Breast cancer cells differ from their normal counterparts in many ways. One important difference is abnormal activation of the protein synthesis machinery to support the high requirements of tumor cells for increased synthesis of proteins that are responsible for their growth and viability. In mammalian cells, almost all proteins are synthesized through a mechanism that requires a specific modification of genetic messengers (mRNAs) with a structure called a cap. Environmental and intracellular cues tightly control rates of cap-dependent protein synthesis in normal cells. In contrast, cancer cells commonly display permanently increased activity of the complex eIF4F, which is responsible for initiation of cap-dependent protein synthesis. Moreover, available data suggest that enforced activation of eIF4F in non-malignant cells cooperates with other oncogenic alterations in promoting neoplastic transformation. Correspondingly, targeted disruption of the aberrantly activated eIF4F in cancer cells by expression of its naturally occurring antagonist 4E-BP1 decreases viability of cancer cells and sensitizes cells to anti-cancer drugs. Most importantly from a therapeutic point of view, while overexpressed 4E-BP1 kills cancer cells, normal cells remain viable. Based on these findings, we hypothesized that the gene encoding 4E-BP1 function as a natural tumor suppressor element and that stably overexpressed 4E-BP1 can decrease risk of breast tumor incidence and prevent acquired resistance of tumor cells to anticancer drugs.

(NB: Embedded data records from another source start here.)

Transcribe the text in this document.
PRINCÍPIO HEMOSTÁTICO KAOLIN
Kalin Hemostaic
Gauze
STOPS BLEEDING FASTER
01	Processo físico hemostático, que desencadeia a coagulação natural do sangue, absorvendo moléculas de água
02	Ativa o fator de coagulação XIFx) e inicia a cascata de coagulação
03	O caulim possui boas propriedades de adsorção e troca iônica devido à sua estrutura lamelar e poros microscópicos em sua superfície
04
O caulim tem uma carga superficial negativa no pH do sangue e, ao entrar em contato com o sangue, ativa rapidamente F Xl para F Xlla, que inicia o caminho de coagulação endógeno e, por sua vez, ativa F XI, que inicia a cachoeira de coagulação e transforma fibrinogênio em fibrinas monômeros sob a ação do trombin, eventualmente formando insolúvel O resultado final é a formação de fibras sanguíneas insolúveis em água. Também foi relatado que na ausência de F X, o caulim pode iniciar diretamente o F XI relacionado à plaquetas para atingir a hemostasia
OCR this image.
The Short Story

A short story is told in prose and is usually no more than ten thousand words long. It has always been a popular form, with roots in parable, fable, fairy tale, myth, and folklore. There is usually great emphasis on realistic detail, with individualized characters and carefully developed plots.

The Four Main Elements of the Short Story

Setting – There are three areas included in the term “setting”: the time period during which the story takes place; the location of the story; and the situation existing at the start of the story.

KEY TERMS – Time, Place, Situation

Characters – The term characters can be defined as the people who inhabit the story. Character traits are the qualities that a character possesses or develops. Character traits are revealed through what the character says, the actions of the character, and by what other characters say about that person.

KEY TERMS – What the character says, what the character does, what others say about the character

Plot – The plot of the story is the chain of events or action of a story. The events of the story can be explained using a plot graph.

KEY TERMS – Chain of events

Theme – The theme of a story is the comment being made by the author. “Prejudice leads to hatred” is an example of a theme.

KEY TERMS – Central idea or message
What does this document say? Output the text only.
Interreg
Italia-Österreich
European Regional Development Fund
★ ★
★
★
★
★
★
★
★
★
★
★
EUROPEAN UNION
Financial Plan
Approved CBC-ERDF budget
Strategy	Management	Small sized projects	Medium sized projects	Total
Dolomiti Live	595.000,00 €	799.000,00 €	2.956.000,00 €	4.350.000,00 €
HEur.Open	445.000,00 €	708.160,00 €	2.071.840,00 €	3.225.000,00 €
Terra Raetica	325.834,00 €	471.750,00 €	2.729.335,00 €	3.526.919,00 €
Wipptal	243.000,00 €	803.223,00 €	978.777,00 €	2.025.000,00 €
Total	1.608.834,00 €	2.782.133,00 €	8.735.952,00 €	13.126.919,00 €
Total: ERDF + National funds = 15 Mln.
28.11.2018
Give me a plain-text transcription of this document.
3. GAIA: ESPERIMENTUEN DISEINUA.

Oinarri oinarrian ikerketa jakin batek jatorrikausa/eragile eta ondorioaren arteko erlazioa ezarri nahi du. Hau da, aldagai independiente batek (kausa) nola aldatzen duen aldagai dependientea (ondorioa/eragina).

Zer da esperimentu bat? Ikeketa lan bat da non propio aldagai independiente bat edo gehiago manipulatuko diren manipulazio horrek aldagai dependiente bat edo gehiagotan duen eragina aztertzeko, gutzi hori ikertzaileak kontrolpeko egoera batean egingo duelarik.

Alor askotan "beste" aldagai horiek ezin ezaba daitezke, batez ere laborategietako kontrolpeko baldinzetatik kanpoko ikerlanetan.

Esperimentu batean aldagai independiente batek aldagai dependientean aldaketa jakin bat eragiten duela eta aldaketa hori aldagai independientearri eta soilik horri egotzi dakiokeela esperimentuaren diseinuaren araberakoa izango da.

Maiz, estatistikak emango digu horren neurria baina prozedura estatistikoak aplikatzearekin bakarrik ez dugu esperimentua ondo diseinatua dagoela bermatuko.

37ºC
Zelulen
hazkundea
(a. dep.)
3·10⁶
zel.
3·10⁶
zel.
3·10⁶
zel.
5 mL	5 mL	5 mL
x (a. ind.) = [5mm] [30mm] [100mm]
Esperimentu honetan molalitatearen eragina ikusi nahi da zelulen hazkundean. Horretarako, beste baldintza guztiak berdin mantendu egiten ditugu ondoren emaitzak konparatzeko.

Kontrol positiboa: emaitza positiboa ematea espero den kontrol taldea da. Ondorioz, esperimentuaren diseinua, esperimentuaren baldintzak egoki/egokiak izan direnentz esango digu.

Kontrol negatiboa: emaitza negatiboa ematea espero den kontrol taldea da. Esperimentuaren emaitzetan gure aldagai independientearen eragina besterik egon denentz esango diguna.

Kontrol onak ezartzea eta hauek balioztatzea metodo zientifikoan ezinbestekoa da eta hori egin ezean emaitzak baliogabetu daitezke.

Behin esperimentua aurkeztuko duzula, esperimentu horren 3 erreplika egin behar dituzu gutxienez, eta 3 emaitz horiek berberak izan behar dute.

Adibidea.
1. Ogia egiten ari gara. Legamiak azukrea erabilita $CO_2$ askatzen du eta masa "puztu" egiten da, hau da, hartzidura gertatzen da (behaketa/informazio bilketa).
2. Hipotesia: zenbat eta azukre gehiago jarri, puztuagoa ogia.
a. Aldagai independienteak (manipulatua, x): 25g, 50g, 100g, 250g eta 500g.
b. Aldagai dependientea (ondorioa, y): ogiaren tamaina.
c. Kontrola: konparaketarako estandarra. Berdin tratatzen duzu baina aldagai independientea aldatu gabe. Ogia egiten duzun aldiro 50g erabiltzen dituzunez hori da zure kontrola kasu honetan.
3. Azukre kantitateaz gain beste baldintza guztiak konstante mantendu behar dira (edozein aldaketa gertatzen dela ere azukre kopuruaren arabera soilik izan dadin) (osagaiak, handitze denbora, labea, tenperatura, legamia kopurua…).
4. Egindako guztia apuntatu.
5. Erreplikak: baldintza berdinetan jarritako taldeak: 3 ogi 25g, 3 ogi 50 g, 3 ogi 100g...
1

The mentioned experimental data were obtained by using cells that were cultivated outside of living organisms in an artificial environment (in vitro). The goal of this proposal is to apply the advanced mouse model of breast tumorigenesis for analysis the 4E-BP1 anti-cancer potency in the context of a whole mammalian organism. To test our hypothesis, we plan to genetically modify mice that are predisposed to a high incidence of breast cancer, to direct expression of a switchable form of 4E-BP1 and its hyperactive mutant version (‘super 4E-BP1’) specifically to their mammary glands. We plan to engineer the introduced 4E-BP1 to turn on its activity in mid-to-late pregnancy by mating. We expect that enforced activation of 4E-BP1 before onset of breast cancer will decrease frequency of tumor formation, while its high activity during breast tumorigenesis will help to kill cancer cells by safe doses of regular anti-cancer therapy.
By successful completion of this project, we hope to confirm in vivo the proof of principle that was earlier established in vitro: expression of 4E-BP1 is an important genetic factor for decreasing risk of breast cancer incidence and evading acquired resistance to chemotherapy. We also believe that our transgenic animal model for the translational control of breast tumorigenesis can be used for testing new anti-eIF4F pharmaceuticals designed for suppressing growth and chemoresistance in breast cancer cells.